Der BFH hat mit seinem Urteil vom 11.09.2013 entschieden, dass nach dem eindeutigen Wortlaut des § 6a EStG bei der Bewertung von Pensionsverpflichtungen ausschließlich auf das in der Pen-sionszusage vorgesehene Pensionsalter abzustellen ist. Abweichend von R 6a Abs. 8 EStR 2008 schreibe das Gesetz auch bei Versorgungszusagen gegenüber beherrschenden Gesellschafter-Geschäftsführern kein Mindestpensionsalter vor.

Die Grundsätze dieses BFH-Urteils sind jetzt über den entschiedenen Einzelfall hinaus in allen noch offenen Veranlagungsfällen anzuwenden.

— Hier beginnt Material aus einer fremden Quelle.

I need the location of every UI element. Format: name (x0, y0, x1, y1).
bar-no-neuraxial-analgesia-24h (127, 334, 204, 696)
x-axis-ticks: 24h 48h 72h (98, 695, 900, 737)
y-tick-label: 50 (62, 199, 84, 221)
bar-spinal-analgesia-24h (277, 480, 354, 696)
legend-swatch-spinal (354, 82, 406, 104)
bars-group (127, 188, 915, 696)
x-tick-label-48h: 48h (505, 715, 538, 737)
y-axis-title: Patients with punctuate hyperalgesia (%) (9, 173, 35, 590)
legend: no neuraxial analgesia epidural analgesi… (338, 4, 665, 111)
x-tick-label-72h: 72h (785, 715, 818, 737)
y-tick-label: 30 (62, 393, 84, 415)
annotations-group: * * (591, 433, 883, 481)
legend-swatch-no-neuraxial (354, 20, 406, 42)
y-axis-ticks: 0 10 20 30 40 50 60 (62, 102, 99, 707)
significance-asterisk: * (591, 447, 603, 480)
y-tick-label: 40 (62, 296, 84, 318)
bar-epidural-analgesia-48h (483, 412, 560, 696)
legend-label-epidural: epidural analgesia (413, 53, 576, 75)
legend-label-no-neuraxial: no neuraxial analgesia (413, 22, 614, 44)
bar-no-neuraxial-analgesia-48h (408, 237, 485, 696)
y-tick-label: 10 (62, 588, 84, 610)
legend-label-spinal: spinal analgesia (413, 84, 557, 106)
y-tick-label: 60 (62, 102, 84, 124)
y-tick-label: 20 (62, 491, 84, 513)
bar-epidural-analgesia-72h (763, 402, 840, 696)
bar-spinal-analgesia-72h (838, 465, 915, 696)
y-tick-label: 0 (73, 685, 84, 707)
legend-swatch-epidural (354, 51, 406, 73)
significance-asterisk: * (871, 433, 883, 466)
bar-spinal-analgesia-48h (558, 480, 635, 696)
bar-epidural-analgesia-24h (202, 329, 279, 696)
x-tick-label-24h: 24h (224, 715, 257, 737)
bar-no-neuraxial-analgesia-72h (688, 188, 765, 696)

Falls die Zusage z.B. die feste Altersgrenze 65 vorsieht, kann die Pensionsrückstellung in der Steuerbilanz ab sofort wieder auf das Endalter 65 bewertet werden. Folge hiervon ist dann eine Anhebung der Rückstellung (Rückgängigmachung der Absenkung aus dem Jahre 2008) und damit eine Verringerung der Differenz zum handels-rechtlichen Erfüllungsbetrag (BilMoG). Die Absenkung des technischen Finanzierungsendalters muss spätestens im Wirtschaftsjahr 2017 erfolgen, ansonsten wird steuerrechtlich das höhere Finanzierungsendalter 66 bzw. 67 festgeschrieben.

Wichtiger Hinweis:
Das BMF-Schreiben sieht ein „umgekehrtes Wahlrecht“ vor: Falls von einem späteren Pensionseintritt als dem festgelegten früheren Pensionsalter (z.B. 65) ausgegangen werden kann, da der Versorgungsberechtigte voraussichtlich bis zur gesetzlichen Regelaltersgrenze beschäftigt bleibt, kann das bisherige höhere Finanzierungsendalter beibehalten bleiben (in diesem Fall 66 oder 67 Jahre). Da R 6a Abs. 8 EStR 2008 für alle offenen Fälle aufgehoben wird, könnte dieses Wahlrecht faktisch bereits dadurch ausgeübt worden sein, dass das höhere Alter in mindestens einem offenen Fall beibehalten wurde. Dann bliebe die Rückkehr zum Finanzierungsendalter 65 verwehrt.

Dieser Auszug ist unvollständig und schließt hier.